County hires emergency management director

May 16—Santa Fe County has a new director of its Office of Emergency Management, which residents and county leaders alike have recently criticized for shortcomings.

Don "Brad" Call was hired April 20, county spokeswoman Olivia Romo wrote in an email Thursday. He earns $52.61 per hour, the equivalent of about $109,400 per year.

He comes from Cascade County, Mont., where he spent the last four years as director of emergency management. Before that, he served as a Community Emergency Response Team member and lead public information officer in Arizona; a Regional Emergency Preparedness Planner for Jackson County, Mo.; and a team lead contractor providing emergency support after Hurricane Harvey in Texas in 2017, a county news release Thursday said.

Call has a master's degree in emergency management and homeland security from Arizona State University. He also has a bachelor's degree in business and human resource management from Northern Arizona University and a master's degree in organizational management from the University of Phoenix.

Santa Fe County's Office of Emergency Management has been in transition as it moves from being a unit of the Fire Department to a standalone office under County Manager Greg Shaffer at the recommendation of a county task force and public safety consulting firm. An "immediate focus" of the restructured office will be creating a Local Emergency Planning Committee and Community Emergency Response Team, the county news release said.

State and federal laws require the county to have an active emergency planning committee made up of diverse stakeholders, but the State Emergency Response Commission, charged with appointing those members, has failed to do so in recent years in several New Mexico counties. County and state leaders agreed last month setting up such a committee is a priority after residents raised the alarm on the county's noncompliance with the law.

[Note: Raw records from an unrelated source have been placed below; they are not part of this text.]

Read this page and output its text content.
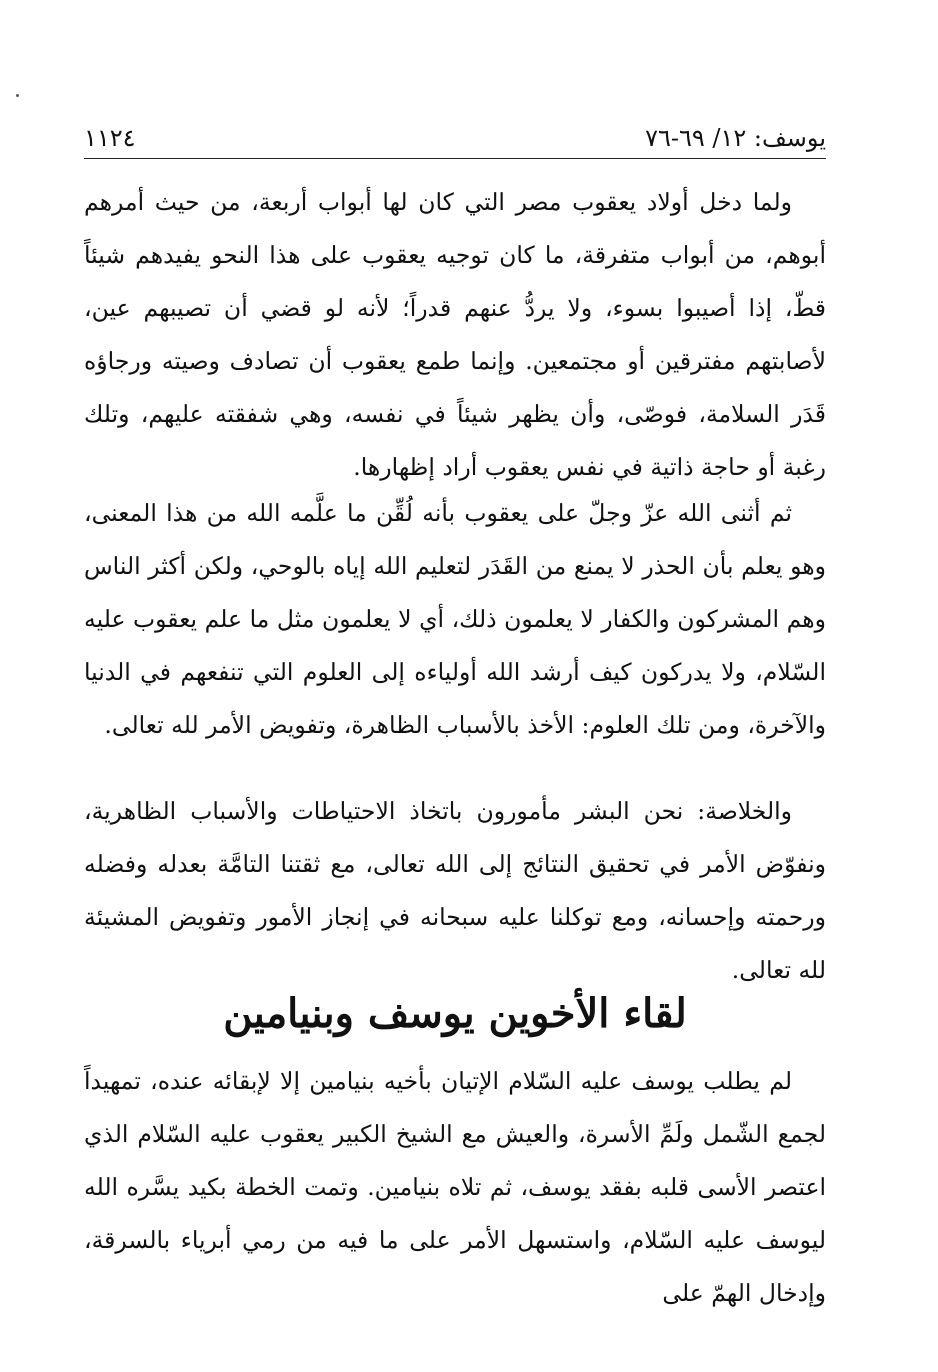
يوسف: ١٢/ ٦٩-٧٦
١١٢٤

ولما دخل أولاد يعقوب مصر التي كان لها أبواب أربعة، من حيث أمرهم أبوهم، من أبواب متفرقة، ما كان توجيه يعقوب على هذا النحو يفيدهم شيئاً قطّ، إذا أصيبوا بسوء، ولا يردُّ عنهم قدراً؛ لأنه لو قضي أن تصيبهم عين، لأصابتهم مفترقين أو مجتمعين. وإنما طمع يعقوب أن تصادف وصيته ورجاؤه قَدَر السلامة، فوصّى، وأن يظهر شيئاً في نفسه، وهي شفقته عليهم، وتلك رغبة أو حاجة ذاتية في نفس يعقوب أراد إظهارها.

ثم أثنى الله عزّ وجلّ على يعقوب بأنه لُقِّن ما علَّمه الله من هذا المعنى، وهو يعلم بأن الحذر لا يمنع من القَدَر لتعليم الله إياه بالوحي، ولكن أكثر الناس وهم المشركون والكفار لا يعلمون ذلك، أي لا يعلمون مثل ما علم يعقوب عليه السّلام، ولا يدركون كيف أرشد الله أولياءه إلى العلوم التي تنفعهم في الدنيا والآخرة، ومن تلك العلوم: الأخذ بالأسباب الظاهرة، وتفويض الأمر لله تعالى.

والخلاصة: نحن البشر مأمورون باتخاذ الاحتياطات والأسباب الظاهرية، ونفوّض الأمر في تحقيق النتائج إلى الله تعالى، مع ثقتنا التامَّة بعدله وفضله ورحمته وإحسانه، ومع توكلنا عليه سبحانه في إنجاز الأمور وتفويض المشيئة لله تعالى.

لقاء الأخوين يوسف وبنيامين

لم يطلب يوسف عليه السّلام الإتيان بأخيه بنيامين إلا لإبقائه عنده، تمهيداً لجمع الشّمل ولَمِّ الأسرة، والعيش مع الشيخ الكبير يعقوب عليه السّلام الذي اعتصر الأسى قلبه بفقد يوسف، ثم تلاه بنيامين. وتمت الخطة بكيد يسَّره الله ليوسف عليه السّلام، واستسهل الأمر على ما فيه من رمي أبرياء بالسرقة، وإدخال الهمّ على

Once established, a local committee would create and regularly update an emergency response plan, which Santa Fe County has not updated since 2007.

Call said his team will follow a "road map" of dozens of recommendations the Fairfax, Va.-based consulting firm Federal Engineering, Inc. presented to the County Commission in November to shore up the county's emergency planning.

"As your new OEM director, I stand ready to serve this community and its citizens, working with them to be better prepared and, ultimately, resilient in the face of both natural and man-made disasters," Call wrote in a statement.